Material Inference

Most “real world” reasoning is actually material in the sense developed by Sellars and Brandom. The “materiality” of material inference recalls several things.

Material inference addresses meant realities through the medium of their expression in ordinary language.

The “materiality” of material inference also refers to the fact that it always involves meaning-based judgments about proprieties of inference, not simple mechanical application of formal transformations. These may subsequently be given formal representation, but the starting point is what I want to call a form of ethical judgment, that it is right to make this inference about these things in this situation. This could equally be applied to questions of what really is the case, or of the appropriateness of actions. The “meaning” at issue should itself be understood in terms of other normative material inferences, provisionally held constant while the inference at hand is assessed.

Finally, the “materiality” of material inference also recalls its recursive dependence on previous concrete judgments.

Material inference works with two kinds of relational judgments: material consequence and material incompatibility.

Things Said

Saying is a specialized form of doing. When saying and doing are contrasted, what is asserted is a contrast between kinds of doing that have different implications. Proprieties of both saying and doing are matter for material inference.

Implicit consideration of a material-inferential ethical dimension is what distinguishes canonical Aristotelian saying from the mere emission of words. This dimension of ethics of material inference gives more specific content to epistemic conscientiousness.

Saying is also a social act that occurs in a larger social context. This gives it a second ethical dimension, starting from consideration of others and situational appropriateness. (See also Interpretive Charity; Honesty, Kindness; Intellectual Virtue, Love; Mutual Recognition.)

Aristotelian Propositions

Every canonical Aristotelian proposition can be interpreted as expressing a judgment of material consequence or material incompatibility. This may seem surprising. First, a bit of background…

At the beginning of On Interpretation, Aristotle says that “falsity and truth have to do with combination and separation” (Ch. 1). On its face, the combination or separation at issue has to do not with propositions but with terms. But it is not quite so simple. The terms in question are canonically “universals” or types or higher-order terms, each of which is therefore convertible with a mentioned proposition that the higher-order term is or is not instantiated or does or does not apply. (We can read, e.g., “human” as the mentioned proposition “x human”.) Thus a canonical Aristotelian proposition is formed by “combining” or “separating” a pair of things that are each interpretable as an implicit proposition in the modern sense.

Propositions in the modern sense are treated as atomic. They are often associated with merely stipulated truth values, and in any case it makes no sense to ask for internal criteria that would help validate or invalidate a modern proposition. But we can always ask whether the combination or separation in a canonical Aristotelian proposition is reasonable for the arguments to which it is applied. Therefore, unlike a proposition in the modern sense, an Aristotelian proposition always implicitly carries with it a suggestion of criteria for its validation.
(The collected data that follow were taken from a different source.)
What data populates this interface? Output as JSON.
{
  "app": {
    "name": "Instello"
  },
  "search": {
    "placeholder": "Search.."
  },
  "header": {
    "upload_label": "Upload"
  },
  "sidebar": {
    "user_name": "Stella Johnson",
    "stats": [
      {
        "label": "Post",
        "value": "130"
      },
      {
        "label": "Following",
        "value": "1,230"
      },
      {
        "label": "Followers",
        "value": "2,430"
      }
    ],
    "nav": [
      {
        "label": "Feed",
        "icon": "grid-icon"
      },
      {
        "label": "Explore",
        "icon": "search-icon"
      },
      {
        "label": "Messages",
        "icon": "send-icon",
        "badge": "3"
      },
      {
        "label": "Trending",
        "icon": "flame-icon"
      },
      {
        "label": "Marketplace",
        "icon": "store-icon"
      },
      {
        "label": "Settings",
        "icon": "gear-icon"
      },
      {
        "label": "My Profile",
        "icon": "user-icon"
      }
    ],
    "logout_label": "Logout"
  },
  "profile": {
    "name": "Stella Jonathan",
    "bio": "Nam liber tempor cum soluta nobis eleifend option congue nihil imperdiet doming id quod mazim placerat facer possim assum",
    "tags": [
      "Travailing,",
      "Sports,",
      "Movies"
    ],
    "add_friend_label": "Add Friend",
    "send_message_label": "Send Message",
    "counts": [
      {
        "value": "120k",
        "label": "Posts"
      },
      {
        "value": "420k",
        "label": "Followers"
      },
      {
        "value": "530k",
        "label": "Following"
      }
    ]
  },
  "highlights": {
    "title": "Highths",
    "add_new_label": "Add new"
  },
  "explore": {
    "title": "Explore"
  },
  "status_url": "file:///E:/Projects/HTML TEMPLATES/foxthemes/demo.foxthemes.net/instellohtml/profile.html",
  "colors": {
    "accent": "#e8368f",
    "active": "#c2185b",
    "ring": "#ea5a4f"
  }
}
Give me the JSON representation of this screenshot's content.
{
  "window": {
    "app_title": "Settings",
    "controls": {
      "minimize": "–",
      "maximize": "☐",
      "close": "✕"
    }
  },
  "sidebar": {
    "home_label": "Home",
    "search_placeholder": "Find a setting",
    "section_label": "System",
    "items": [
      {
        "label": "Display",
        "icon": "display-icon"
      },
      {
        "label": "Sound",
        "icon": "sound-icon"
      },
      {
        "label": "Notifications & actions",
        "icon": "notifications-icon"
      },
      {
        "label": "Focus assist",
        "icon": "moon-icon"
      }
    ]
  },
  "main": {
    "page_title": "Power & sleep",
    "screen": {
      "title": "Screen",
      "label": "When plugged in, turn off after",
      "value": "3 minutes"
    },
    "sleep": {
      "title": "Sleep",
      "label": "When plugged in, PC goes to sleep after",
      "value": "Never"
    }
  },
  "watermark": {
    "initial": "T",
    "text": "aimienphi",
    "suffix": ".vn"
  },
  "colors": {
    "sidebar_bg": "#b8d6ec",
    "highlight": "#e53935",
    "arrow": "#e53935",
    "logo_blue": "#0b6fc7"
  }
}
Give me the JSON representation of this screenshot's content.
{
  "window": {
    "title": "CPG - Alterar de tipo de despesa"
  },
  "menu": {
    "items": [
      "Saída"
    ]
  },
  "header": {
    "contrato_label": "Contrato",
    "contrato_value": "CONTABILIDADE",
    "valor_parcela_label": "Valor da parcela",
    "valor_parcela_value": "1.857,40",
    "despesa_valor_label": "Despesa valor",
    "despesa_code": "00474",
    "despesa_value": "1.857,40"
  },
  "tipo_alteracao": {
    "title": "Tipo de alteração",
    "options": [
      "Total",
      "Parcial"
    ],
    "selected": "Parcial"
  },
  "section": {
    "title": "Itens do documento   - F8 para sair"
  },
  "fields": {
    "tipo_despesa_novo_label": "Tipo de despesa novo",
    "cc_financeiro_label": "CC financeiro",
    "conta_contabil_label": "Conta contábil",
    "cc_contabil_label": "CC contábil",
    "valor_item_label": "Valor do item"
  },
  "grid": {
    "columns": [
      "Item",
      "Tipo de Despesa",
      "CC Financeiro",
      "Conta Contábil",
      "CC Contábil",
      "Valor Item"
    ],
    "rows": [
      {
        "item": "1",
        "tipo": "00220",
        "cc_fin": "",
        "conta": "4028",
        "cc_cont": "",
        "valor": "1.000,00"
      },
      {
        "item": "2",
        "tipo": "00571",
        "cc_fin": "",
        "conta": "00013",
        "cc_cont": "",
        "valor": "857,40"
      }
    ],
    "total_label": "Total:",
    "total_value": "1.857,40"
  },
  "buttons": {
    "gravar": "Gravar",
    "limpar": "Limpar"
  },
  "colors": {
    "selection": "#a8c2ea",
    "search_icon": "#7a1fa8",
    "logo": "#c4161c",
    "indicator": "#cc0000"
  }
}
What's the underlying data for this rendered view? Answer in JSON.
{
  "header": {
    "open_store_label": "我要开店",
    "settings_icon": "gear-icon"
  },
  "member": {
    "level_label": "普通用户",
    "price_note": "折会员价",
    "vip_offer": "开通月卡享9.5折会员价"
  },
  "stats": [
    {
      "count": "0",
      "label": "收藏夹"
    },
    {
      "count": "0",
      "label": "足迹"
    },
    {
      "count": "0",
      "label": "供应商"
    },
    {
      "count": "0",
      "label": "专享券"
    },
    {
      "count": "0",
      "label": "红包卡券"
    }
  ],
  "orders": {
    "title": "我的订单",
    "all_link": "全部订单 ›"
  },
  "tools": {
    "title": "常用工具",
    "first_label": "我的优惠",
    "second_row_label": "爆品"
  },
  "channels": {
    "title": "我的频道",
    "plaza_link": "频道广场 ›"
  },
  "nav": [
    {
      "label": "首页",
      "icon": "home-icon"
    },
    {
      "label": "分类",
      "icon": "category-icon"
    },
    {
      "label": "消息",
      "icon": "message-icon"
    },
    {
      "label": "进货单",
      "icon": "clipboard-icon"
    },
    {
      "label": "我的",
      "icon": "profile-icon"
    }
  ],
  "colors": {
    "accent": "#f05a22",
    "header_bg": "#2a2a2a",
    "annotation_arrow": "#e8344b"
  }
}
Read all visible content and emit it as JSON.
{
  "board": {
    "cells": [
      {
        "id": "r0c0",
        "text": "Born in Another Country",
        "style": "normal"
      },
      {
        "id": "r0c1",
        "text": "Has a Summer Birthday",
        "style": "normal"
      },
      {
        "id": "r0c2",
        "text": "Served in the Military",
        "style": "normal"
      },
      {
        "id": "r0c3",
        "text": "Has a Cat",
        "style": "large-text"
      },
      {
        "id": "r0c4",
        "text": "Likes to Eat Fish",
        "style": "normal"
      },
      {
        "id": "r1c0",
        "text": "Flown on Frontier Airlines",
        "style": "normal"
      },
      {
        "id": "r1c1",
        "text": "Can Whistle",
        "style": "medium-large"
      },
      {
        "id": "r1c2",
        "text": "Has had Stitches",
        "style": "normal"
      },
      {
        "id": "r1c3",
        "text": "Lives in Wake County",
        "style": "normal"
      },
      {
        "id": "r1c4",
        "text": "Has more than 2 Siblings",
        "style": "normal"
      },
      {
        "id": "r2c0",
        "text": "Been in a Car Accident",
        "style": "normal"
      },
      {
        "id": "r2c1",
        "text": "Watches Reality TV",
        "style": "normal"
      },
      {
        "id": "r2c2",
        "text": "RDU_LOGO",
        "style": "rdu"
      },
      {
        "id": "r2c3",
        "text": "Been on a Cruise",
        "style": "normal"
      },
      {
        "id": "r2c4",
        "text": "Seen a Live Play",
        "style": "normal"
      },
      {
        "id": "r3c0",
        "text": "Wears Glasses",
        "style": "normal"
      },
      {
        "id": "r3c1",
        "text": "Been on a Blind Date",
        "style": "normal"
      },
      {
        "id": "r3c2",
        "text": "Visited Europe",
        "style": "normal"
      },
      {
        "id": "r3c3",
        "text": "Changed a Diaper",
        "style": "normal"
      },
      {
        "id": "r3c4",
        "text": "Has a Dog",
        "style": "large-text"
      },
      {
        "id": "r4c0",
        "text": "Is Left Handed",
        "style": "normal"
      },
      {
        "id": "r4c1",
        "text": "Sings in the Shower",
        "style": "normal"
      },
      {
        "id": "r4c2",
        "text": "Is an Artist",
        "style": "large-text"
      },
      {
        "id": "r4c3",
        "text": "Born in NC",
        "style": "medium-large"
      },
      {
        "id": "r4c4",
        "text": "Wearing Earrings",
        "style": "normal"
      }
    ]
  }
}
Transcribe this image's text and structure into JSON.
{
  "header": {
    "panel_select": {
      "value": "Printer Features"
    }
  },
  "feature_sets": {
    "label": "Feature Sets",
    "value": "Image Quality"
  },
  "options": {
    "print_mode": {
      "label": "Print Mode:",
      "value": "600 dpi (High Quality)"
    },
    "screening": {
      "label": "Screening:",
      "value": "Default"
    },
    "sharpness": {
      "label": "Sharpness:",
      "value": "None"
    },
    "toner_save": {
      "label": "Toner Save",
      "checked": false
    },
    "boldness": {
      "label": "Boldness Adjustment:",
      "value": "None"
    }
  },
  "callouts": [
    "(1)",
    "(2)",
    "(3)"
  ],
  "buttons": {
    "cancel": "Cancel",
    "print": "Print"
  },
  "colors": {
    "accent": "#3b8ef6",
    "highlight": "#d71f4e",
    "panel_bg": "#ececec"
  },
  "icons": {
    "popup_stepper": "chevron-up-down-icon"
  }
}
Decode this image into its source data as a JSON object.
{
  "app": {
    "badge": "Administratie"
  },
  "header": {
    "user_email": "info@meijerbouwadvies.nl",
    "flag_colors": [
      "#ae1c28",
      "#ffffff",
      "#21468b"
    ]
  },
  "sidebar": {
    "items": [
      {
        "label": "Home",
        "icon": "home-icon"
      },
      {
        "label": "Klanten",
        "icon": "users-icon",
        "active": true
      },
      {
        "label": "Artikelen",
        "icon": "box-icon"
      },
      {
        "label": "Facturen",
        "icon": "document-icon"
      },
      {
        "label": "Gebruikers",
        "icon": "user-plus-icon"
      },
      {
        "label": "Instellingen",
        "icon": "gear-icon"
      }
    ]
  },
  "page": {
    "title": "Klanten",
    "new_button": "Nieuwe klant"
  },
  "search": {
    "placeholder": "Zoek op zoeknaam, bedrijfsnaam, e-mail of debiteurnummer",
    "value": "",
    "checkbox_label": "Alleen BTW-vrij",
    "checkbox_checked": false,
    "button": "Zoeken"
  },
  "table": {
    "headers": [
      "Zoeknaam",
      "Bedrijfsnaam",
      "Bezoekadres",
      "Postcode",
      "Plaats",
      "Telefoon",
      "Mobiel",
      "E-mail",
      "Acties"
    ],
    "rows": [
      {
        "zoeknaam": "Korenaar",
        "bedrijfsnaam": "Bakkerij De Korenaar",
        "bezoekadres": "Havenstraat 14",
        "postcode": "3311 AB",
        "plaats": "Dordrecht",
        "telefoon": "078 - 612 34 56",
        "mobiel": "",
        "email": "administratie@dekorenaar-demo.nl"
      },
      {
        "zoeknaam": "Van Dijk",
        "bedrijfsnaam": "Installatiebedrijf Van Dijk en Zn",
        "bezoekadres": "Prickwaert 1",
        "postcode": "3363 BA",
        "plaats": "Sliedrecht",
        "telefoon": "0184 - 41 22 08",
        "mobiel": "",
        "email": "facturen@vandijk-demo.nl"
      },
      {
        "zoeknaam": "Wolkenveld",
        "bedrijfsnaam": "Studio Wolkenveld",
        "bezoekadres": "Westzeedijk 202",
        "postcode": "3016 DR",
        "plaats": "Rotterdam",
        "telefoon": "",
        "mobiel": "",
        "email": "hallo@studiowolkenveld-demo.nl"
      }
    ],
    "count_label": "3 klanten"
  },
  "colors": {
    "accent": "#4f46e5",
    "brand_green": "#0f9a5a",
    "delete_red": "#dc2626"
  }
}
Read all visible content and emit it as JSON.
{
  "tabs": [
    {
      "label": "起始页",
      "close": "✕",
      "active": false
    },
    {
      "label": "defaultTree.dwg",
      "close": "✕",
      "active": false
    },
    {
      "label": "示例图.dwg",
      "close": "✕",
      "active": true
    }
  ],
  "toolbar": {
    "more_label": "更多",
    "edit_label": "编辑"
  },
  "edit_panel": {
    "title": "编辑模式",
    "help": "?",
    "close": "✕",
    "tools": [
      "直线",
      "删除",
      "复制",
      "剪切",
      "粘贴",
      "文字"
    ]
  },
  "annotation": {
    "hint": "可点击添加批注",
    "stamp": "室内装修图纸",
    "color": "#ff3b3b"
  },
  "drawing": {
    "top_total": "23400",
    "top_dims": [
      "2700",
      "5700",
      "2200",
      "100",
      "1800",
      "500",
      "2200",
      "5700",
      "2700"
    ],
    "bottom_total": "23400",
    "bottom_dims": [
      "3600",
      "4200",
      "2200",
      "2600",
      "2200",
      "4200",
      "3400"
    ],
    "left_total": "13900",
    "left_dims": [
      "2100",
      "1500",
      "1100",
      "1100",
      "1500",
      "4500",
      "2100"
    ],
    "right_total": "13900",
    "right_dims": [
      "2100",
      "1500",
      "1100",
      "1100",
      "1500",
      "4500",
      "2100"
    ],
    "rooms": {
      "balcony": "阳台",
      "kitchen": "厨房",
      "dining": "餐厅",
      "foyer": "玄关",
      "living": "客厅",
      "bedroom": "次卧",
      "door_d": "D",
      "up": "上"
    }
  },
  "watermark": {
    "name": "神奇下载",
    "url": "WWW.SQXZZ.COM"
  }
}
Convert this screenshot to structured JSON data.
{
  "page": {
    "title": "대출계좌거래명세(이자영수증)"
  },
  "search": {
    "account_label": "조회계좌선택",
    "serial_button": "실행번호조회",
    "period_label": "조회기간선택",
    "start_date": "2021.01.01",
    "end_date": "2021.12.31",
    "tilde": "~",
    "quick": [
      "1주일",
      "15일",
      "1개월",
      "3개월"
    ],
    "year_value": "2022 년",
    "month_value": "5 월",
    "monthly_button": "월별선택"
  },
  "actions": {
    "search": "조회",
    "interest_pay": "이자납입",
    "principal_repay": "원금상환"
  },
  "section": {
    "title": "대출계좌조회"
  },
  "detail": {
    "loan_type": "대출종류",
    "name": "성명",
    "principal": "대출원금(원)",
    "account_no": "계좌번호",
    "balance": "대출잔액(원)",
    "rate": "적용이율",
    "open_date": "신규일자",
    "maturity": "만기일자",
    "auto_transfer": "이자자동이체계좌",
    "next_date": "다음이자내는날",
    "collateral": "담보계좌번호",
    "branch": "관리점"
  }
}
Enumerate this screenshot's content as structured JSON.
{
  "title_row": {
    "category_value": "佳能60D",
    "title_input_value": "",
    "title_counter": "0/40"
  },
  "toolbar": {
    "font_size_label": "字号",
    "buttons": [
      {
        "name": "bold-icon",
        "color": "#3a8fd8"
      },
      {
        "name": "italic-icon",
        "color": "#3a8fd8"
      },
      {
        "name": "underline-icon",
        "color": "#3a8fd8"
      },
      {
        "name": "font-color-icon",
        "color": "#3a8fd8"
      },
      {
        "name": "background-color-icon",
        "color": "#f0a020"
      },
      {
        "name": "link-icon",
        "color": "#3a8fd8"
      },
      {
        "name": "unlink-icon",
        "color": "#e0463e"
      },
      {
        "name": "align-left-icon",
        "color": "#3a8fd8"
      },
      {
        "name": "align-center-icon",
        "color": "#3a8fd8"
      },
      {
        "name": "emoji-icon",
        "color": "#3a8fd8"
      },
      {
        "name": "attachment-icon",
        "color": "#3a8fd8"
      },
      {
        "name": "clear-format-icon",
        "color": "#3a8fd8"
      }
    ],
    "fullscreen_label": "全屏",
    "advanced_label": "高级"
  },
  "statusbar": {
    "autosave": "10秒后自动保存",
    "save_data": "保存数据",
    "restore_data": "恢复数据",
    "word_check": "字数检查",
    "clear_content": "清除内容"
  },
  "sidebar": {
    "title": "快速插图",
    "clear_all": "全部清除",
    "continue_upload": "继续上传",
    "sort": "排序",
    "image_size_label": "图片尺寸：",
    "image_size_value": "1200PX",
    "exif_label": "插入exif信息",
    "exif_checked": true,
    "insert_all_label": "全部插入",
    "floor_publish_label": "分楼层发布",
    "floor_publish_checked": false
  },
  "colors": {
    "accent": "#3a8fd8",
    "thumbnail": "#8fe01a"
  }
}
The only available criteria for critically assessing correctness of such elementary proposition-forming combination or separation are material in the sense that Sellars and Brandom have discussed. A judgment of “combination” in effect just is a judgment of material consequence; a judgment of “separation” in effect just is a judgment of material incompatibility. (This also helps clarify why it is essential to mention both combination and separation affirmatively, since, e.g., “human combines with mortal” canonically means not just that human and mortal are not incompatible, but that if one is said to be human, one is thereby also said to be mortal.)

This means that Aristotle’s concept of the elementary truth and falsity of propositions can be understood as grounded in criteria for goodness of material inference, not some kind of correspondence with naively conceived facts. It also means that every Aristotelian proposition can be understood as expressing a judgment of material consequence or incompatibility, and that truth for Aristotle can therefore be understood as primarily said of good judgments of material consequence or incompatibility. Aristotle thus would seem to anticipate Brandom on truth.

This is the deeper meaning of Aristotle’s statement that a proposition in his sense does not just “say something” but “says something about something”. Such aboutness is not just grammatical, but material-inferential. This is in accordance with Aristotle’s logical uses of “said of”, which would be well explained by giving that a material-inferential interpretation as well.

The principle behind Aristotelian syllogism is a form of composition, formally interpretable as an instance of the composition of mathematical functions, where composition operates on the combination or separation of pairs of terms in each proposition. Aristotelian logic thus combines a kind of material inference in proposition formation and its validation with a kind of formal inference by composition. This is what Kant and Hegel meant by “logic”, apart from their own innovations.